A gene linked to eating disorders resulted in abnormal behavior and feeding in mice, which were given the gene mutation, according to research published Thursday. However, the study found that the gene mutation affected only female mice.

Researchers looked into histone deacetylase 4 (HDAC4) — a transcriptional repressor that turns off other genes. For the study published in the journal Biological Psychiatry, researchers developed a mouse model to examine the behavioral effects the gene mutation.
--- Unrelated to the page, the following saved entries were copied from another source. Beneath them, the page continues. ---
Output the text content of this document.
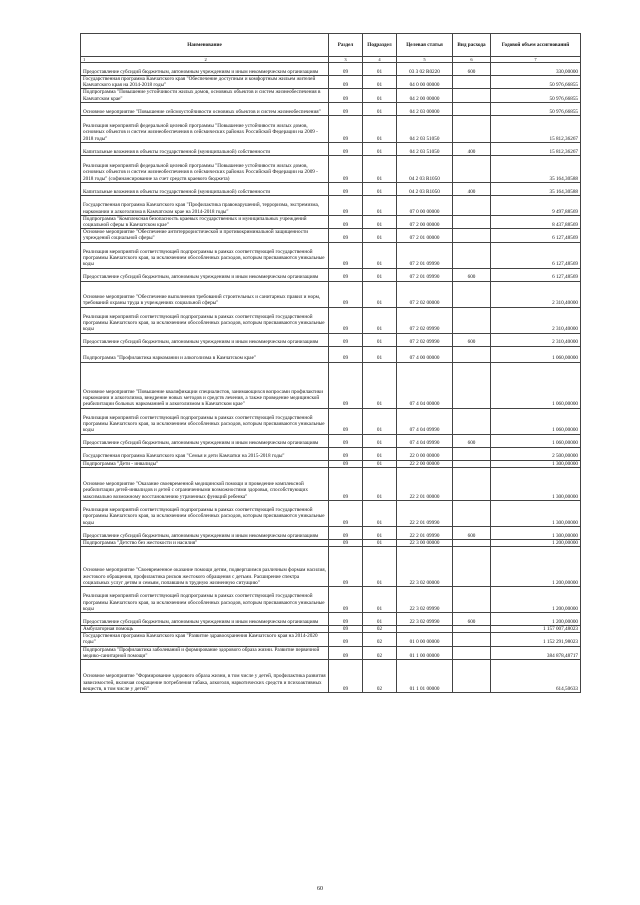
Наименование	Раздел	Подраздел	Целевая статья	Вид расхода	Годовой объем ассигнований

1 2	3	4	5	6	7
Предоставление субсидий бюджетным, автономным учреждениям и иным некоммерческим организациям	09	01	03 3 02 R0220	600	330,00000
Государственная программа Камчатского края "Обеспечение доступным и комфортным жильем жителей Камчатского края на 2014-2018 годы"	09	01	04 0 00 00000		50 976,66855
Подпрограмма "Повышение устойчивости жилых домов, основных объектов и систем жизнеобеспечения в Камчатском крае"	09	01	04 2 00 00000		50 976,66855
Основное мероприятие "Повышение сейсмоустойчивости основных объектов и систем жизнеобеспечения"	09	01	04 2 03 00000		50 976,66855
Реализация мероприятий федеральной целевой программы "Повышение устойчивости жилых домов, основных объектов и систем жизнеобеспечения в сейсмических районах Российской Федерации на 2009 - 2018 годы"	09	01	04 2 03 51050		15 812,36267
Капитальные вложения в объекты государственной (муниципальной) собственности	09	01	04 2 03 51050	400	15 812,36267
Реализация мероприятий федеральной целевой программы "Повышение устойчивости жилых домов, основных объектов и систем жизнеобеспечения в сейсмических районах Российской Федерации на 2009 - 2018 годы" (софинансирование за счет средств краевого бюджета)	09	01	04 2 03 R1050		35 164,30588
Капитальные вложения в объекты государственной (муниципальной) собственности	09	01	04 2 03 R1050	400	35 164,30588
Государственная программа Камчатского края "Профилактика правонарушений, терроризма, экстремизма, наркомании и алкоголизма в Камчатском крае на 2014-2018 годы"	09	01	07 0 00 00000		9 497,88569
Подпрограмма "Комплексная безопасность краевых государственных и муниципальных учреждений социальной сферы в Камчатском крае"	09	01	07 2 00 00000		8 437,88569
Основное мероприятие "Обеспечение антитеррористической и противокриминальной защищенности учреждений социальной сферы"	09	01	07 2 01 00000		6 127,48569
Реализация мероприятий соответствующей подпрограммы в рамках соответствующей государственной программы Камчатского края, за исключением обособленных расходов, которым присваиваются уникальные коды	09	01	07 2 01 09990		6 127,48569
Предоставление субсидий бюджетным, автономным учреждениям и иным некоммерческим организациям	09	01	07 2 01 09990	600	6 127,48569
Основное мероприятие "Обеспечение выполнения требований строительных и санитарных правил и норм, требований охраны труда в учреждениях социальной сферы"	09	01	07 2 02 00000		2 310,40000
Реализация мероприятий соответствующей подпрограммы в рамках соответствующей государственной программы Камчатского края, за исключением обособленных расходов, которым присваиваются уникальные коды	09	01	07 2 02 09990		2 310,40000
Предоставление субсидий бюджетным, автономным учреждениям и иным некоммерческим организациям	09	01	07 2 02 09990	600	2 310,40000
Подпрограмма "Профилактика наркомании и алкоголизма в Камчатском крае"	09	01	07 4 00 00000		1 060,00000
Основное мероприятие "Повышение квалификации специалистов, занимающихся вопросами профилактики наркомании и алкоголизма, внедрение новых методов и средств лечения, а также проведение медицинской реабилитации больных наркоманией и алкоголизмом в Камчатском крае"	09	01	07 4 04 00000		1 060,00000
Реализация мероприятий соответствующей подпрограммы в рамках соответствующей государственной программы Камчатского края, за исключением обособленных расходов, которым присваиваются уникальные коды	09	01	07 4 04 09990		1 060,00000
Предоставление субсидий бюджетным, автономным учреждениям и иным некоммерческим организациям	09	01	07 4 04 09990	600	1 060,00000
Государственная программа Камчатского края "Семья и дети Камчатки на 2015-2018 годы"	09	01	22 0 00 00000		2 500,00000
Подпрограмма "Дети - инвалиды"	09	01	22 2 00 00000		1 300,00000
Основное мероприятие "Оказание своевременной медицинской помощи и проведение комплексной реабилитации детей-инвалидов и детей с ограниченными возможностями здоровья, способствующих максимально возможному восстановлению утраченных функций ребенка"	09	01	22 2 01 00000		1 300,00000
Реализация мероприятий соответствующей подпрограммы в рамках соответствующей государственной программы Камчатского края, за исключением обособленных расходов, которым присваиваются уникальные коды	09	01	22 2 01 09990		1 300,00000
Предоставление субсидий бюджетным, автономным учреждениям и иным некоммерческим организациям	09	01	22 2 01 09990	600	1 300,00000
Подпрограмма "Детство без жестокости и насилия"	09	01	22 3 00 00000		1 200,00000
Основное мероприятие "Своевременное оказание помощи детям, подвергшимся различным формам насилия, жестокого обращения, профилактика рисков жестокого обращения с детьми. Расширение спектра социальных услуг детям и семьям, попавшим в трудную жизненную ситуацию"	09	01	22 3 02 00000		1 200,00000
Реализация мероприятий соответствующей подпрограммы в рамках соответствующей государственной программы Камчатского края, за исключением обособленных расходов, которым присваиваются уникальные коды	09	01	22 3 02 09990		1 200,00000
Предоставление субсидий бюджетным, автономным учреждениям и иным некоммерческим организациям	09	01	22 3 02 09990	600	1 200,00000
Амбулаторная помощь	09	02			1 157 007,48023
Государственная программа Камчатского края "Развитие здравоохранения Камчатского края на 2014-2020 годы"	09	02	01 0 00 00000		1 152 291,98023
Подпрограмма "Профилактика заболеваний и формирование здорового образа жизни. Развитие первичной медико-санитарной помощи"	09	02	01 1 00 00000		384 878,48717
Основное мероприятие "Формирование здорового образа жизни, в том числе у детей, профилактика развития зависимостей, включая сокращение потребления табака, алкоголя, наркотических средств и психоактивных веществ, в том числе у детей"	09	02	01 1 01 00000		614,50633
60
“The mutated female mice have several behaviors relevant to eating disorders,” Michael Lutter, psychiatrist at the Eating Recovery Center of Dallas and study author, said in a statement. “In particular, they work less hard to obtain high-calorie food when they are hungry, which is important because failure to increase food intake in response to hunger is a core feature of anorexia nervosa. Also, they have compulsive grooming, which is considered a model of obsessive-compulsive disorder in mice. OCD-like behaviors are very common in patients with anorexia nervosa as well,” he said.

According to the researchers, the study results support a role of the HDAC4 mutation in leading to eating disorders in people.

After placing genetically mutated female mice in a group, researchers found that the rodents exhibited more anxiety and irritability. The mice did not find the social situation to be rewarding, according to the findings.

Researchers also identified genes controlled by HDAC4. The study results showed that the HDAC4 mutation caused a decline in the expression of genes involved in synthesis of the neurotransmitter glutamate.

“This is important because glutamate has previously been implicated in feeding, obsessive-compulsive disorder (OCD), and depression,” Lutter explained. “So this one observation could explain a whole array of behavioral deficits.”

“This is the first biological pathway that's been identified as being associated with the risk of developing an eating disorder," Huxing Cui, a scientist at University of Iowa, noted. "This work will open new avenues of research to understand the neurobiological basis of eating disorders and identify new opportunities for development of medications to treat eating disorders.”

Researchers said that the mouse model they developed could also be used to monitor potential drugs to treat eating disorders.